The Indian semiconductor market in 2021 was valued at USD 27.2 billion, and it is expected to grow at a healthy CAGR of nearly 19% to reach USD 64 billion in 2026. However, none of these chips are currently manufactured in India.

“This scheme will get more players: “The semiconductor industry is an important and time taking component in the electronics ecosystem for countries like India. All our efforts to make motherboard and networking will get more local components with the rise of the semiconductor industry. We are happy that a very positive tweaking on the PLI is done by India Semiconductor Mission. This is now more encompassing in getting all the aspects of semiconductor and the sub ecosystem like manufacturing, packaging, testing, and design. We already see some good investments being promised and I am sure this is going to get more players in the industry.” said Sanjay Lodha, Co-founder of Netweb Technologies, 

The government has identified the gaps and is now coming up with a very clear roadmap on how to address them. They are also looking at different funding models and ways to make this happen. This will give a significant boost to the semiconductor industry in India and help create more jobs.
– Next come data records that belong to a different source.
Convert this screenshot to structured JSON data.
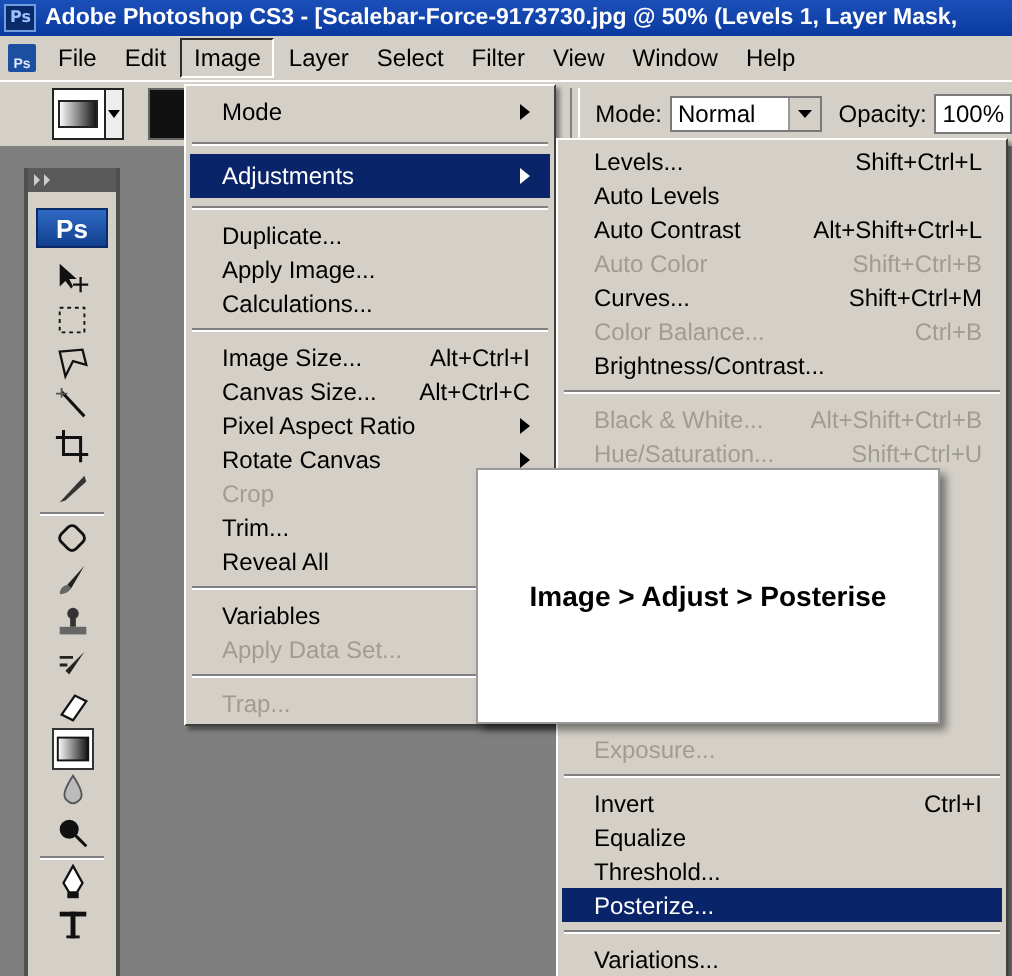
{
  "window": {
    "title": "Adobe Photoshop CS3 - [Scalebar-Force-9173730.jpg @ 50% (Levels 1, Layer Mask,",
    "icon_text": "Ps"
  },
  "menubar": {
    "icon_text": "Ps",
    "items": [
      {
        "label": "File",
        "selected": false
      },
      {
        "label": "Edit",
        "selected": false
      },
      {
        "label": "Image",
        "selected": true
      },
      {
        "label": "Layer",
        "selected": false
      },
      {
        "label": "Select",
        "selected": false
      },
      {
        "label": "Filter",
        "selected": false
      },
      {
        "label": "View",
        "selected": false
      },
      {
        "label": "Window",
        "selected": false
      },
      {
        "label": "Help",
        "selected": false
      }
    ]
  },
  "options_bar": {
    "mode_label": "Mode:",
    "mode_value": "Normal",
    "opacity_label": "Opacity:",
    "opacity_value": "100%"
  },
  "toolbox": {
    "logo": "Ps"
  },
  "image_menu": {
    "items": [
      {
        "kind": "item",
        "label": "Mode",
        "submenu": true,
        "disabled": false,
        "selected": false
      },
      {
        "kind": "separator"
      },
      {
        "kind": "item",
        "label": "Adjustments",
        "submenu": true,
        "disabled": false,
        "selected": true
      },
      {
        "kind": "separator"
      },
      {
        "kind": "item",
        "label": "Duplicate...",
        "disabled": false,
        "selected": false
      },
      {
        "kind": "item",
        "label": "Apply Image...",
        "disabled": false,
        "selected": false
      },
      {
        "kind": "item",
        "label": "Calculations...",
        "disabled": false,
        "selected": false
      },
      {
        "kind": "separator"
      },
      {
        "kind": "item",
        "label": "Image Size...",
        "shortcut": "Alt+Ctrl+I",
        "disabled": false,
        "selected": false
      },
      {
        "kind": "item",
        "label": "Canvas Size...",
        "shortcut": "Alt+Ctrl+C",
        "disabled": false,
        "selected": false
      },
      {
        "kind": "item",
        "label": "Pixel Aspect Ratio",
        "submenu": true,
        "disabled": false,
        "selected": false
      },
      {
        "kind": "item",
        "label": "Rotate Canvas",
        "submenu": true,
        "disabled": false,
        "selected": false
      },
      {
        "kind": "item",
        "label": "Crop",
        "disabled": true,
        "selected": false
      },
      {
        "kind": "item",
        "label": "Trim...",
        "disabled": false,
        "selected": false
      },
      {
        "kind": "item",
        "label": "Reveal All",
        "disabled": false,
        "selected": false
      },
      {
        "kind": "separator"
      },
      {
        "kind": "item",
        "label": "Variables",
        "disabled": false,
        "selected": false
      },
      {
        "kind": "item",
        "label": "Apply Data Set...",
        "disabled": true,
        "selected": false
      },
      {
        "kind": "separator"
      },
      {
        "kind": "item",
        "label": "Trap...",
        "disabled": true,
        "selected": false
      }
    ]
  },
  "adjustments_menu": {
    "upper_items": [
      {
        "kind": "item",
        "label": "Levels...",
        "shortcut": "Shift+Ctrl+L",
        "disabled": false,
        "selected": false
      },
      {
        "kind": "item",
        "label": "Auto Levels",
        "disabled": false,
        "selected": false
      },
      {
        "kind": "item",
        "label": "Auto Contrast",
        "shortcut": "Alt+Shift+Ctrl+L",
        "disabled": false,
        "selected": false
      },
      {
        "kind": "item",
        "label": "Auto Color",
        "shortcut": "Shift+Ctrl+B",
        "disabled": true,
        "selected": false
      },
      {
        "kind": "item",
        "label": "Curves...",
        "shortcut": "Shift+Ctrl+M",
        "disabled": false,
        "selected": false
      },
      {
        "kind": "item",
        "label": "Color Balance...",
        "shortcut": "Ctrl+B",
        "disabled": true,
        "selected": false
      },
      {
        "kind": "item",
        "label": "Brightness/Contrast...",
        "disabled": false,
        "selected": false
      },
      {
        "kind": "separator"
      },
      {
        "kind": "item",
        "label": "Black & White...",
        "shortcut": "Alt+Shift+Ctrl+B",
        "disabled": true,
        "selected": false
      },
      {
        "kind": "item",
        "label": "Hue/Saturation...",
        "shortcut": "Shift+Ctrl+U",
        "disabled": true,
        "selected": false
      }
    ],
    "lower_items": [
      {
        "kind": "item",
        "label": "Exposure...",
        "disabled": true,
        "selected": false
      },
      {
        "kind": "separator"
      },
      {
        "kind": "item",
        "label": "Invert",
        "shortcut": "Ctrl+I",
        "disabled": false,
        "selected": false
      },
      {
        "kind": "item",
        "label": "Equalize",
        "disabled": false,
        "selected": false
      },
      {
        "kind": "item",
        "label": "Threshold...",
        "disabled": false,
        "selected": false
      },
      {
        "kind": "item",
        "label": "Posterize...",
        "disabled": false,
        "selected": true
      },
      {
        "kind": "separator"
      },
      {
        "kind": "item",
        "label": "Variations...",
        "disabled": false,
        "selected": false
      }
    ]
  },
  "callout": {
    "text": "Image > Adjust > Posterise"
  }
}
Throwing light on the tweaked PLI scheme, Avneet Singh Marwah, CEO at SPPL (Super Plastronics) said, “Government is really proactive on PLI scheme of semiconductors and panels, need to appreciate the companies which are able to persuade the ministry. As these projects are capital incentives, without government subsidies it’s difficult to pursue. To become plus one, India needs to learn from china as most of the display manufacturing units are either co-owned by the state government of china or they get huge subsidies from the government to operate their units.”